What do data scraped from the Internet tell us about a range of social, economic, political, and even environmental processes and practices? As ever more people take to social media to share and communicate, we are seeing that the data shadows of any particular story or event become increasingly well defined.
The ongoing UK floods offer a useful example of some of the links between digital data trails and the phenomena they represent. In the graphics below, we mapped every geocoded tweet between Nov 20 and Nov 27, 2012 that mentioned the word “flood” (or variations like “flooded” or “flooding”).

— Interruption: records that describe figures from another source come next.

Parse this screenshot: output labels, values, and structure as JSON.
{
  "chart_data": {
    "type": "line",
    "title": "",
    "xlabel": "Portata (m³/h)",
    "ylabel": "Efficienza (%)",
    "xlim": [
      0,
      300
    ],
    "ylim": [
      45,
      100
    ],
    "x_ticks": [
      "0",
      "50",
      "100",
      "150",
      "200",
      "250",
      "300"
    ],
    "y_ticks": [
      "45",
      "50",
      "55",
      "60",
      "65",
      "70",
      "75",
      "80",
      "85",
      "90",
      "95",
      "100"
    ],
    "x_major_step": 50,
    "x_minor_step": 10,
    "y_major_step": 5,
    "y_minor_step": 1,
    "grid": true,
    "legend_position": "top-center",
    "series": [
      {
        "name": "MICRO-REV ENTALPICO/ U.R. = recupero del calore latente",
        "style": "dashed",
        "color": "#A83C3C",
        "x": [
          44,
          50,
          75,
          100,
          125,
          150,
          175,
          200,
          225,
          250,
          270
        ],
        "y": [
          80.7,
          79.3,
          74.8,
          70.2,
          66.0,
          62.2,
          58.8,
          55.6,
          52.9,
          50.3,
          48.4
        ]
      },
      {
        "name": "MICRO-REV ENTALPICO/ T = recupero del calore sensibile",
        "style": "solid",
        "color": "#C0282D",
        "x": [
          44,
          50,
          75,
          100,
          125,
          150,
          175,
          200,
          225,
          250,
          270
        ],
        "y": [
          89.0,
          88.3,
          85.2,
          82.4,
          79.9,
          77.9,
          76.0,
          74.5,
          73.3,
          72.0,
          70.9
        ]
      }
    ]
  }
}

Unlike many maps of online phenomena (relevant XKCD
),careful analysis and mapping of Twitter data does NOT simply mirror population densities. Instead concentration of twitter activity (in this case tweets containing the keyword flood) seem to closely reflect the actual locations of floods and flood alerts even when simply look at the total counts. This pattern becomes even clearer when we do normalise the map (the second map is a location quotient where everything greater than 1 indicates that there are more tweets related to flooding than one would expect based on normal Twitter usage in that area), the data even more closely mirror the UK Environment Agency’s flooding map.

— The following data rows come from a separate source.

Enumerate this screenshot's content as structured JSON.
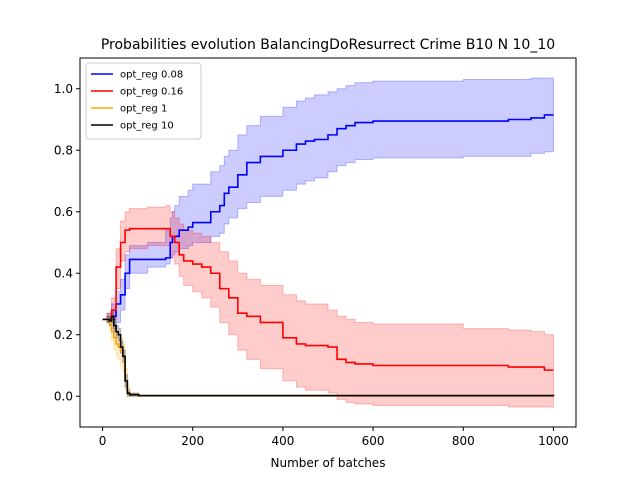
{
  "chart_data": {
    "type": "line",
    "title": "Probabilities evolution BalancingDoResurrect Crime B10 N 10_10",
    "xlabel": "Number of batches",
    "ylabel": "",
    "xlim": [
      -50,
      1050
    ],
    "ylim": [
      -0.1,
      1.1
    ],
    "xticks": [
      0,
      200,
      400,
      600,
      800,
      1000
    ],
    "yticks": [
      0.0,
      0.2,
      0.4,
      0.6,
      0.8,
      1.0
    ],
    "xtick_labels": [
      "0",
      "200",
      "400",
      "600",
      "800",
      "1000"
    ],
    "ytick_labels": [
      "0.0",
      "0.2",
      "0.4",
      "0.6",
      "0.8",
      "1.0"
    ],
    "grid": false,
    "legend_position": "top-left",
    "series": [
      {
        "name": "opt_reg 0.08",
        "color": "#0000ff",
        "band_color": "#0000ff",
        "x": [
          0,
          10,
          20,
          30,
          40,
          50,
          60,
          100,
          140,
          150,
          155,
          160,
          170,
          190,
          200,
          240,
          260,
          270,
          280,
          300,
          320,
          350,
          400,
          430,
          450,
          470,
          500,
          520,
          540,
          560,
          600,
          800,
          900,
          950,
          980,
          1000
        ],
        "values": [
          0.25,
          0.25,
          0.26,
          0.3,
          0.33,
          0.4,
          0.445,
          0.445,
          0.45,
          0.5,
          0.52,
          0.52,
          0.54,
          0.55,
          0.565,
          0.6,
          0.62,
          0.66,
          0.68,
          0.72,
          0.76,
          0.78,
          0.8,
          0.82,
          0.83,
          0.835,
          0.85,
          0.87,
          0.88,
          0.89,
          0.895,
          0.895,
          0.9,
          0.905,
          0.915,
          0.915
        ],
        "lower": [
          0.25,
          0.24,
          0.22,
          0.24,
          0.28,
          0.35,
          0.4,
          0.42,
          0.43,
          0.45,
          0.46,
          0.47,
          0.48,
          0.49,
          0.5,
          0.52,
          0.53,
          0.56,
          0.58,
          0.61,
          0.63,
          0.65,
          0.67,
          0.69,
          0.7,
          0.71,
          0.73,
          0.75,
          0.76,
          0.77,
          0.775,
          0.78,
          0.78,
          0.79,
          0.795,
          0.795
        ],
        "upper": [
          0.25,
          0.27,
          0.3,
          0.34,
          0.38,
          0.46,
          0.49,
          0.5,
          0.54,
          0.58,
          0.6,
          0.62,
          0.65,
          0.67,
          0.69,
          0.73,
          0.75,
          0.78,
          0.8,
          0.85,
          0.88,
          0.91,
          0.94,
          0.96,
          0.97,
          0.98,
          0.99,
          1.0,
          1.01,
          1.02,
          1.025,
          1.03,
          1.03,
          1.035,
          1.035,
          1.035
        ]
      },
      {
        "name": "opt_reg 0.16",
        "color": "#ff0000",
        "band_color": "#ff0000",
        "x": [
          0,
          10,
          20,
          30,
          40,
          50,
          60,
          100,
          140,
          150,
          160,
          170,
          180,
          200,
          220,
          240,
          260,
          280,
          300,
          320,
          350,
          400,
          430,
          450,
          500,
          520,
          540,
          560,
          600,
          800,
          900,
          950,
          980,
          1000
        ],
        "values": [
          0.25,
          0.25,
          0.28,
          0.42,
          0.5,
          0.54,
          0.545,
          0.545,
          0.545,
          0.52,
          0.5,
          0.46,
          0.44,
          0.43,
          0.42,
          0.4,
          0.35,
          0.32,
          0.27,
          0.26,
          0.24,
          0.19,
          0.17,
          0.165,
          0.16,
          0.12,
          0.11,
          0.105,
          0.1,
          0.1,
          0.095,
          0.095,
          0.085,
          0.085
        ],
        "lower": [
          0.25,
          0.24,
          0.25,
          0.35,
          0.44,
          0.47,
          0.48,
          0.49,
          0.49,
          0.45,
          0.43,
          0.39,
          0.36,
          0.34,
          0.32,
          0.29,
          0.24,
          0.2,
          0.15,
          0.12,
          0.09,
          0.05,
          0.03,
          0.02,
          0.01,
          -0.01,
          -0.02,
          -0.025,
          -0.03,
          -0.03,
          -0.035,
          -0.035,
          -0.035,
          -0.035
        ],
        "upper": [
          0.25,
          0.27,
          0.32,
          0.48,
          0.57,
          0.6,
          0.61,
          0.615,
          0.62,
          0.6,
          0.58,
          0.56,
          0.54,
          0.53,
          0.52,
          0.5,
          0.47,
          0.44,
          0.4,
          0.38,
          0.36,
          0.33,
          0.31,
          0.3,
          0.28,
          0.26,
          0.25,
          0.24,
          0.235,
          0.22,
          0.215,
          0.21,
          0.2,
          0.2
        ]
      },
      {
        "name": "opt_reg 1",
        "color": "#ffa500",
        "band_color": "#ffa500",
        "x": [
          0,
          10,
          15,
          20,
          25,
          30,
          35,
          40,
          45,
          50,
          55,
          60,
          80,
          1000
        ],
        "values": [
          0.25,
          0.25,
          0.24,
          0.21,
          0.19,
          0.17,
          0.16,
          0.15,
          0.13,
          0.05,
          0.01,
          0.005,
          0.002,
          0.0
        ],
        "lower": [
          0.25,
          0.24,
          0.22,
          0.18,
          0.15,
          0.13,
          0.12,
          0.1,
          0.08,
          0.02,
          0.0,
          0.0,
          0.0,
          0.0
        ],
        "upper": [
          0.25,
          0.26,
          0.26,
          0.24,
          0.22,
          0.21,
          0.2,
          0.19,
          0.17,
          0.09,
          0.03,
          0.01,
          0.004,
          0.0
        ]
      },
      {
        "name": "opt_reg 10",
        "color": "#000000",
        "band_color": "#000000",
        "x": [
          0,
          10,
          15,
          20,
          25,
          30,
          35,
          40,
          45,
          50,
          55,
          60,
          80,
          1000
        ],
        "values": [
          0.25,
          0.25,
          0.245,
          0.26,
          0.23,
          0.21,
          0.2,
          0.16,
          0.13,
          0.05,
          0.01,
          0.005,
          0.002,
          0.0
        ],
        "lower": [
          0.25,
          0.24,
          0.23,
          0.24,
          0.21,
          0.19,
          0.18,
          0.14,
          0.11,
          0.03,
          0.0,
          0.0,
          0.0,
          0.0
        ],
        "upper": [
          0.25,
          0.26,
          0.26,
          0.28,
          0.25,
          0.23,
          0.22,
          0.18,
          0.15,
          0.07,
          0.02,
          0.01,
          0.004,
          0.0
        ]
      }
    ]
  }
}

As we demonstrated with our maps of Hurricane Sandy
, it is important to approach these sorts of maps with caution. At least in the information-dense Western world
, they are often able to reflect the broad contours of large phenomena. But, because we are still necessarily measuring subsets of subsets, our big data shadows start to become quite small
and unrepresentative at more local levels. This is particularly an issue when the use of the relevant technology is unevenly distributed across demographic sectors such as was the case in post-Katrina New Orleans
Nonetheless, with every new large event, movement, and phenomena, we are undoubtedly going to see a much more research into both the potentials and limitations of mapping and measuring digital data shadows. This is because physical phenomena like hurricanes and floods don’t just leave physical trails, but create digital ones as well.